Глеб трёт ладони о брюки.

— Может, ты и права. Фонд — не такая уж плохая идея.

Киваю.

— Не торопись, подумай. Уверена, ты сможешь найти много хорошего, что можно сделать с тридцатью пятью миллионами.

В тот самый момент, когда эти слова — роковые, непродуманные, предательские — срываются с моих губ, всё вокруг словно застывает в ледяном стоп-кадре. В ушах звенит. Я осознаю, ЧТО именно я сказала. О, Боже. Холодный липкий пот покрывает спину. Кажется, меня сейчас стошнит прямо здесь, в кабинете.

Глеб прищуривается.

— Откуда ты знаешь, что чек на тридцать пять миллионов?

— Э-э, ты, должно быть, упоминал об этом. — Мозг отчаянно ищет спасительную ложь, но находит только вакуум. Голос звучит слабо и неуверенно.

Он изучает меня, слегка склонив голову набок.

— Не думаю, что упоминал.

Силюсь улыбнуться. Получается отвратительно — чувствую это каждой мышцей лица. Я сейчас — ходячий нервный срыв, и улыбка выходит какой-то жуткой, вымученной гримасой.
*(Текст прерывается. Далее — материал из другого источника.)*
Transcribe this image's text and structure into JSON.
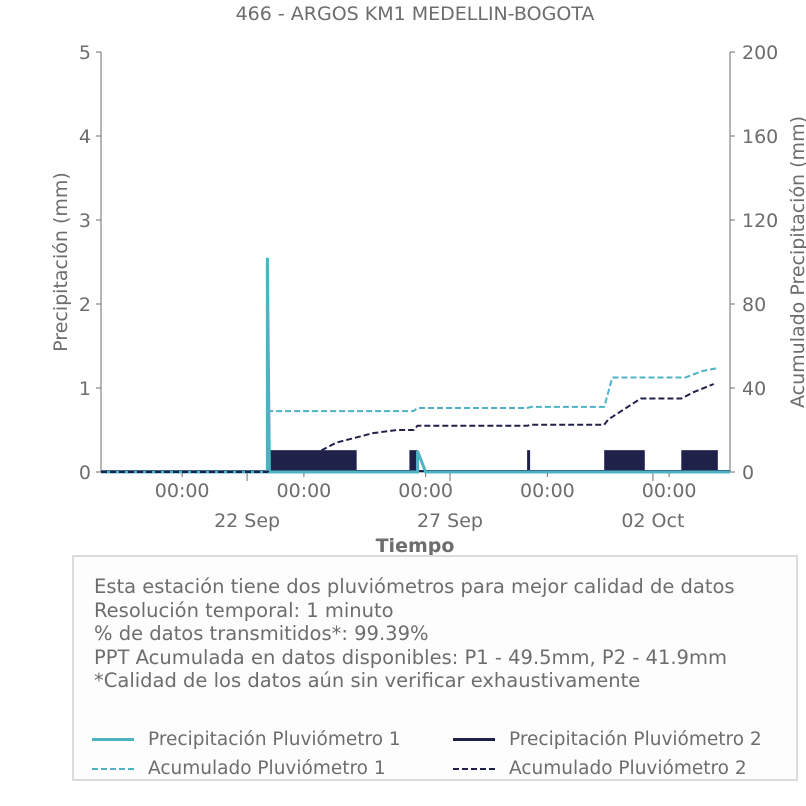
{
  "chart_data": {
    "type": "line",
    "title": "466 - ARGOS KM1 MEDELLIN-BOGOTA",
    "xlabel": "Tiempo",
    "ylabel_left": "Precipitación (mm)",
    "ylabel_right": "Acumulado Precipitación (mm)",
    "ylim_left": [
      0,
      5
    ],
    "ylim_right": [
      0,
      200
    ],
    "xlim_days": [
      -4.5,
      11
    ],
    "yticks_left": [
      "0",
      "1",
      "2",
      "3",
      "4",
      "5"
    ],
    "yticks_right": [
      "0",
      "40",
      "80",
      "120",
      "160",
      "200"
    ],
    "x_time_ticks": [
      "00:00",
      "00:00",
      "00:00",
      "00:00",
      "00:00"
    ],
    "x_date_ticks": [
      "22 Sep",
      "27 Sep",
      "02 Oct"
    ],
    "colors": {
      "p1": "#4db3c3",
      "p2": "#20214a"
    },
    "series": [
      {
        "name": "Precipitación Pluviómetro 1",
        "style": "solid",
        "axis": "left",
        "points": [
          [
            -4.5,
            0
          ],
          [
            -0.4,
            0
          ],
          [
            -0.4,
            2.55
          ],
          [
            -0.35,
            0
          ],
          [
            3.3,
            0
          ],
          [
            3.3,
            0.25
          ],
          [
            3.5,
            0
          ],
          [
            11,
            0
          ]
        ]
      },
      {
        "name": "Precipitación Pluviómetro 2",
        "style": "solid",
        "axis": "left",
        "bands": [
          [
            -0.4,
            1.8,
            0.26
          ],
          [
            3.1,
            3.3,
            0.26
          ],
          [
            6.0,
            6.05,
            0.26
          ],
          [
            7.9,
            8.9,
            0.26
          ],
          [
            9.8,
            10.7,
            0.26
          ]
        ]
      },
      {
        "name": "Acumulado Pluviómetro 1",
        "style": "dashed",
        "axis": "right",
        "points": [
          [
            -4.5,
            0
          ],
          [
            -0.4,
            0
          ],
          [
            -0.35,
            29
          ],
          [
            3.2,
            29
          ],
          [
            3.3,
            30.5
          ],
          [
            6.0,
            30.5
          ],
          [
            6.1,
            31
          ],
          [
            7.9,
            31
          ],
          [
            8.1,
            45
          ],
          [
            9.9,
            45
          ],
          [
            10.3,
            48
          ],
          [
            10.7,
            49.5
          ]
        ]
      },
      {
        "name": "Acumulado Pluviómetro 2",
        "style": "dashed",
        "axis": "right",
        "points": [
          [
            -4.5,
            0
          ],
          [
            -0.4,
            0
          ],
          [
            -0.35,
            1
          ],
          [
            0.6,
            7
          ],
          [
            1.3,
            14
          ],
          [
            2.2,
            18.5
          ],
          [
            2.8,
            20
          ],
          [
            3.2,
            20
          ],
          [
            3.3,
            22
          ],
          [
            6.0,
            22
          ],
          [
            6.1,
            22.5
          ],
          [
            7.9,
            22.5
          ],
          [
            8.0,
            25
          ],
          [
            8.4,
            30
          ],
          [
            8.8,
            35
          ],
          [
            9.8,
            35
          ],
          [
            10.1,
            38
          ],
          [
            10.6,
            41.9
          ]
        ]
      }
    ]
  },
  "info": {
    "lines": [
      "Esta estación tiene dos pluviómetros para mejor calidad de datos",
      "Resolución temporal: 1 minuto",
      "% de datos transmitidos*: 99.39%",
      "PPT Acumulada en datos disponibles: P1 - 49.5mm, P2 - 41.9mm",
      "*Calidad de los datos aún sin verificar exhaustivamente"
    ]
  },
  "legend": {
    "p1": "Precipitación Pluviómetro 1",
    "p2": "Precipitación Pluviómetro 2",
    "a1": "Acumulado Pluviómetro 1",
    "a2": "Acumulado Pluviómetro 2"
  }
}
Слишком широкая, обнажающая все зубы и десны, как у скалящегося в агонии животного. Господи, только бы не выглядеть окончательно спятившей.
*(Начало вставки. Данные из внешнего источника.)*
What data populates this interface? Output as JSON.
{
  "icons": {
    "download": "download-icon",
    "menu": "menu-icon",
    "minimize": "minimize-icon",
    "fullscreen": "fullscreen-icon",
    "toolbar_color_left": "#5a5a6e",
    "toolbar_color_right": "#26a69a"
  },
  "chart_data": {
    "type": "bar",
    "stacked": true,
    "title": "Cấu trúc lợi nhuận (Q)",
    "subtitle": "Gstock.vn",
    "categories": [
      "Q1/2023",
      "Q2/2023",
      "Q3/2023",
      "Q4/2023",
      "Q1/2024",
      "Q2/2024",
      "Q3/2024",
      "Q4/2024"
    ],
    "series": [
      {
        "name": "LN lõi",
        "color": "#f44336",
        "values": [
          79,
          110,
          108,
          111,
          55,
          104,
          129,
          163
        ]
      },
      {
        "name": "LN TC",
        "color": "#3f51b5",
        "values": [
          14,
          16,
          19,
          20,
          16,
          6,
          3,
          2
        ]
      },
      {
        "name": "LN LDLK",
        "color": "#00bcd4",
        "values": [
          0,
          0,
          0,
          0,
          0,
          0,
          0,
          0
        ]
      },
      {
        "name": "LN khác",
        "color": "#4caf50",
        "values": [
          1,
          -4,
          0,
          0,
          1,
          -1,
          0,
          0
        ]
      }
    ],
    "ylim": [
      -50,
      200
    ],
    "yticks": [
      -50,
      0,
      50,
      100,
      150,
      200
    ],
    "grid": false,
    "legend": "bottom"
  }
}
— А откуда ещё я могла бы знать? — Голос предательски дрожит, несмотря на все мои усилия.

Он смотрит мне в глаза целую вечность, хотя на самом деле, наверное, не больше десяти секунд. Потом улыбается.
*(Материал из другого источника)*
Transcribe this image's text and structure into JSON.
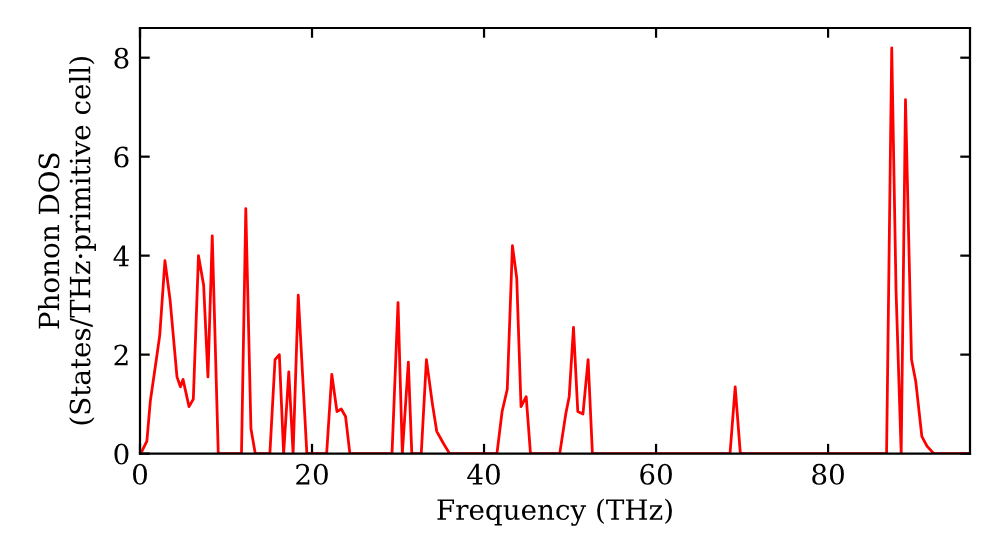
{
  "chart_data": {
    "type": "line",
    "xlabel": "Frequency (THz)",
    "ylabel": "Phonon DOS\n(States/THz·primitive cell)",
    "series": [
      {
        "color": "#ff0000",
        "x": [
          0,
          0.2,
          0.8,
          1.2,
          1.9,
          2.3,
          2.9,
          3.5,
          4.3,
          4.7,
          5.0,
          5.7,
          6.2,
          6.8,
          7.4,
          7.9,
          8.4,
          9.1,
          11.8,
          12.3,
          12.9,
          13.4,
          15.1,
          15.7,
          16.2,
          16.7,
          17.3,
          17.8,
          18.4,
          19.4,
          21.7,
          22.3,
          22.9,
          23.4,
          23.9,
          24.4,
          29.3,
          30.0,
          30.5,
          31.2,
          31.6,
          32.7,
          33.3,
          34.0,
          34.5,
          35.3,
          36.0,
          41.5,
          42.1,
          42.7,
          43.3,
          43.8,
          44.3,
          44.9,
          45.4,
          48.8,
          49.5,
          49.9,
          50.4,
          50.9,
          51.5,
          52.1,
          52.6,
          68.6,
          69.2,
          69.8,
          86.8,
          87.4,
          87.9,
          88.5,
          89.0,
          89.7,
          90.2,
          90.9,
          91.5,
          92.3,
          96.5
        ],
        "values": [
          0,
          0.04,
          0.25,
          1.06,
          1.9,
          2.4,
          3.9,
          3.1,
          1.55,
          1.35,
          1.5,
          0.95,
          1.1,
          4.0,
          3.4,
          1.55,
          4.4,
          0,
          0,
          4.95,
          0.5,
          0,
          0,
          1.9,
          2.0,
          0,
          1.65,
          0,
          3.2,
          0,
          0,
          1.6,
          0.85,
          0.9,
          0.75,
          0,
          0,
          3.05,
          0,
          1.85,
          0,
          0,
          1.9,
          1.0,
          0.45,
          0.2,
          0,
          0,
          0.85,
          1.3,
          4.2,
          3.55,
          0.95,
          1.15,
          0,
          0,
          0.8,
          1.15,
          2.55,
          0.85,
          0.8,
          1.9,
          0,
          0,
          1.35,
          0,
          0,
          8.2,
          3.3,
          0,
          7.15,
          1.9,
          1.45,
          0.35,
          0.15,
          0,
          0
        ]
      }
    ],
    "xlim": [
      0,
      96.5
    ],
    "ylim": [
      0,
      8.6
    ],
    "xticks": [
      0,
      20,
      40,
      60,
      80
    ],
    "yticks": [
      0,
      2,
      4,
      6,
      8
    ],
    "grid": false,
    "legend": false,
    "marker": "none",
    "line_style": "solid"
  }
}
— Да. Конечно. В то же время на следующей неделе?

Глава 25

Сейчас

Кажется, одержимость самокопанием — это моё новое состояние. Или, возможно, я просто только сейчас начала осознавать её в себе. Меряю шагами свою квартиру, снова и снова прокручивая в голове встречу с Глебом. И дело не только в том, что я сказала — в моей чудовищной ошибке, которую он, очевидно, заметил, — но и в том, как он смотрел на меня после этого.

Он понял?

Я всё испортила?

Или это всё лишь плод моего воображения? И на самом деле всё хорошо, и на следующей неделе он вернётся, будто ничего и не произошло.

На следующей неделе.

Блин.

Опускаюсь на край кровати и невидящим взглядом упираюсь в стену. Не могу так больше. Не могу продолжать с ним видеться. Не сейчас, когда между нами столько тайн, когда я так тесно переплетена с его жизнью, а он даже не подозревает об этом. Если только он не подозревает. Но, опять же, это всё домыслы, скорее всего, порождение моей совести, изъеденной виной.